Inozyme Director Cashes Out as BioMarin Merger Closes at $4
Rhea-AI Filing Summary
Form 4 Overview: The filing details the final disposition of Inozyme Pharma, Inc. (INZY) equity held by director Axel Bolte in connection with the closing of BioMarin Pharmaceutical’s all-cash acquisition of the company on 1 July 2025.
- Common stock: 423,926 shares tendered and converted into cash at $4.00 per share, the agreed Merger Consideration.
- Stock options: • 234,176 options (exercise $2.02, exp. 6/19/2029) and • 159,187 options (exercise $2.77, exp. 4/22/2030) were automatically accelerated, cancelled and cashed out for the intrinsic value (Merger Consideration minus exercise price) per option share.
- After the transactions, the reporting person holds zero INZY securities; Inozyme is now a wholly-owned subsidiary of BioMarin and will cease public trading.
Investor takeaway: The Form 4 confirms that the merger has reached the final settlement stage, signalling the end of INZY as a standalone public equity and locking in the previously announced $4.00 cash payment for all former shareholders.
Positive
- Merger completion confirmed: Filing provides definitive evidence that BioMarin’s acquisition closed and cash consideration was delivered.
Negative
- Public float eliminated: INZY shareholders no longer participate in future upside; trading in the security will cease.
Insights
TL;DR Definitive insider Form 4 confirms BioMarin’s cash acquisition of INZY closed; all shares/options converted to cash, no equity remains outstanding.
The filing is largely administrative but materially confirms consummation of the May 16 2025 merger agreement.

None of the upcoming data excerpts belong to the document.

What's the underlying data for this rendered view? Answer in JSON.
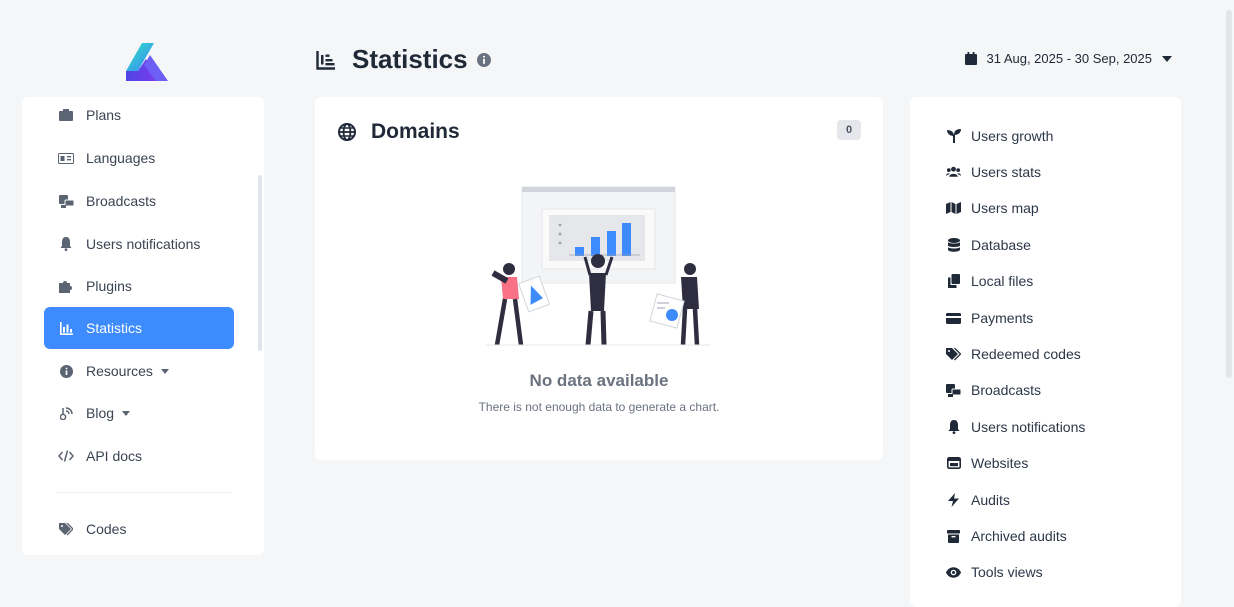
{
  "sidebar": {
    "items": [
      {
        "label": "Plans",
        "icon": "box-icon"
      },
      {
        "label": "Languages",
        "icon": "language-icon"
      },
      {
        "label": "Broadcasts",
        "icon": "broadcast-icon"
      },
      {
        "label": "Users notifications",
        "icon": "bell-icon"
      },
      {
        "label": "Plugins",
        "icon": "puzzle-icon"
      },
      {
        "label": "Statistics",
        "icon": "chart-icon",
        "active": true
      },
      {
        "label": "Resources",
        "icon": "info-icon",
        "dropdown": true
      },
      {
        "label": "Blog",
        "icon": "blog-icon",
        "dropdown": true
      },
      {
        "label": "API docs",
        "icon": "code-icon"
      },
      {
        "label": "Codes",
        "icon": "tag-icon"
      }
    ]
  },
  "header": {
    "title": "Statistics",
    "date_range": "31 Aug, 2025 - 30 Sep, 2025"
  },
  "card": {
    "title": "Domains",
    "count": "0",
    "empty_title": "No data available",
    "empty_subtitle": "There is not enough data to generate a chart."
  },
  "stats_nav": {
    "items": [
      {
        "label": "Users growth",
        "icon": "seedling-icon"
      },
      {
        "label": "Users stats",
        "icon": "users-icon"
      },
      {
        "label": "Users map",
        "icon": "map-icon"
      },
      {
        "label": "Database",
        "icon": "database-icon"
      },
      {
        "label": "Local files",
        "icon": "copy-icon"
      },
      {
        "label": "Payments",
        "icon": "credit-card-icon"
      },
      {
        "label": "Redeemed codes",
        "icon": "tags-icon"
      },
      {
        "label": "Broadcasts",
        "icon": "broadcast-icon"
      },
      {
        "label": "Users notifications",
        "icon": "bell-icon"
      },
      {
        "label": "Websites",
        "icon": "window-icon"
      },
      {
        "label": "Audits",
        "icon": "bolt-icon"
      },
      {
        "label": "Archived audits",
        "icon": "archive-icon"
      },
      {
        "label": "Tools views",
        "icon": "eye-icon"
      }
    ]
  },
  "colors": {
    "accent": "#3d8bfd",
    "background": "#f5f6f8"
  }
}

All public float is extinguished at $4.00 per share, a price that represented a premium when announced. Option acceleration and cash-out remove any overhang from outstanding awards. For arbitrageurs, the event date (7/1/25) marks final settlement, eliminating deal-closure risk. Post-close, INZY will be delisted and integrated into BioMarin. Rating reflects the information’s confirmatory value rather than incremental news.
TL;DR Director Bolte exits entire position; no governance impact as INZY dissolves into BioMarin.
The Form 4 shows complete divestiture of equity holdings by a board member through mandatory tender and option cash-out. Because INZY no longer exists as an independent entity, ongoing Section 16 reporting obligations terminate. Investors in BioMarin may focus on integration execution; INZY-specific governance risks are now irrelevant. The disclosure is routine yet final in nature.